Parliament halted on Tuesday as MPs expressed their deep sympathies and condolences to the people of Norway following the bomb attack and mass shooting in the country.
Seventy-seven people died in the 22 July attack on government buildings in the capital Oslo followed by a mass shooting on Utoeya island where a summer camp for the Labour Party's youth wing was being held.
Anders Behring Breivik, 32, has admitted responsibility for the deaths, including that of New Zealand-born girl Sharidyn Svebakk-Bohn, who was 14 and attending the camp.
Tuesday was the first time MPs were in the House since the killings.
Prime Minister John Key told Parliament the bombing and the massacre were an appalling attack against Norway's democratic open and trusting society.
"Tragically, a New Zealand-born teenager was amongst those killed. The New Zealand Government extends its heartfelt condolences and thoughts to the people of Norway as they grieve.
"We are thinking of the families and friends who lost loved-ones in this tragedy and hope those that were injured in the attacks recover quickly.
Labour Party leader Phil Goff says Norway is committed to a peaceful and more just world.

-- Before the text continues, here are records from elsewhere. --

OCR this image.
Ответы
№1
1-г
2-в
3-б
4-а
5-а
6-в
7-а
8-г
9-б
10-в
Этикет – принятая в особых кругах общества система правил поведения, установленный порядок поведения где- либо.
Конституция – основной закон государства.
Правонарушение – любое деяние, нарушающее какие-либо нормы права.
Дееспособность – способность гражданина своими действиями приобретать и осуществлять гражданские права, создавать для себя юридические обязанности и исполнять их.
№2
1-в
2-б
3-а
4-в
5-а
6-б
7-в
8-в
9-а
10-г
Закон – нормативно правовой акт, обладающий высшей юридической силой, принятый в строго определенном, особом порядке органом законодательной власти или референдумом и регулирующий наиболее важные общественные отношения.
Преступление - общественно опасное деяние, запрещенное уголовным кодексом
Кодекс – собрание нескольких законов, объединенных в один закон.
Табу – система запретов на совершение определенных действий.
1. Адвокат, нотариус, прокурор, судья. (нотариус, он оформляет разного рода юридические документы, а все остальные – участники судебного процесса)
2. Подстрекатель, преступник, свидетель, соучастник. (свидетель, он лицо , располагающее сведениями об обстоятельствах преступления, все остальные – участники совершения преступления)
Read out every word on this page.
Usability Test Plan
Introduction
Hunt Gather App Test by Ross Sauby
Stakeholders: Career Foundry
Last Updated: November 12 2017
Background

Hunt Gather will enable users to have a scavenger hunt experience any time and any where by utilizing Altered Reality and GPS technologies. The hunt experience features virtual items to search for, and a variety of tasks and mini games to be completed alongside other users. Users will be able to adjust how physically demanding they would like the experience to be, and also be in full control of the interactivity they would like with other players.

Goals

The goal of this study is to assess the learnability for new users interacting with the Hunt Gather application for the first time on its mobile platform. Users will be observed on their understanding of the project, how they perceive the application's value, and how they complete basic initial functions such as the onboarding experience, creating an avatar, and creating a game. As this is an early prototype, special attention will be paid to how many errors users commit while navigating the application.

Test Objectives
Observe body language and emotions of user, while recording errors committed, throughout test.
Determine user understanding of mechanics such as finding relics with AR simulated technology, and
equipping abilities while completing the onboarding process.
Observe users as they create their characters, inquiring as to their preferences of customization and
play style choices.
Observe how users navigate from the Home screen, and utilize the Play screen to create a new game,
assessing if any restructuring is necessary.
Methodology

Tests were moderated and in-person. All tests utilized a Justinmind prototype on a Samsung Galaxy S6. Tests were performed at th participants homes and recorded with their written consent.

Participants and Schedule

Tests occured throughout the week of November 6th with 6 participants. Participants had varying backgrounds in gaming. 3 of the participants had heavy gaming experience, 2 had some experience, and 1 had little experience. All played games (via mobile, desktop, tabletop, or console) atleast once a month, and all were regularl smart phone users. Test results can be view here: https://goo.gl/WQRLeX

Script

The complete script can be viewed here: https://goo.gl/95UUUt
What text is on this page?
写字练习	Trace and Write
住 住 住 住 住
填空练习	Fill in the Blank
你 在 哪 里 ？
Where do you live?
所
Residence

He told the House that makes it even more of a tragedy that something so appalling could happen.
"We share with the Norwegians their abhorrence that someone could be so motivated by hatred of others on the basis of their ethnicity or their religion that they could have committed an atrocity of this nature."
Green Party MP Kennedy Graham says the current term of Parliament has had more than the usual share of grief and the House has stood many times in silence to unite and pay tribute.
"Yet we have not encountered these past two years the depth of evil that characterised the massacre in Norway. Mr Breivik's deed is in the category of major terrorism - a crime against humanity."
NZ-born victim remembered
Maori Party co-leader Pita Sharples told Parliament the attacks came exactly five months to the day after New Zealand was robbed of so many lives in the devastating Christchurch earthquake in which 181 people died.
Dr Sharples said Sharidyn Svebakk-Bohn is mourned not only by her grandfather Rex Matthews who lives in Porirua, near Wellington, but by those from the Maori tribe Ngai Tuhoe.
Progressive Party leader Jim Anderton told the House that among the many tragedies and outrages of the killings towers a brutal truth.
"That they died because of politics; they died because of hatred. They were at a summer camp conceived to nurture a new generation of young people and they were targeted because they symbolised the future."
ACT Party parliamentary leader John Boscawen told the House it was with disbelief and horror that New Zealand heard of the Oslo blast and island shootings.
Both United Future leader Peter Dunne and Mana Party leader Hone Harawira also expressed their sympathies for the people of Norway.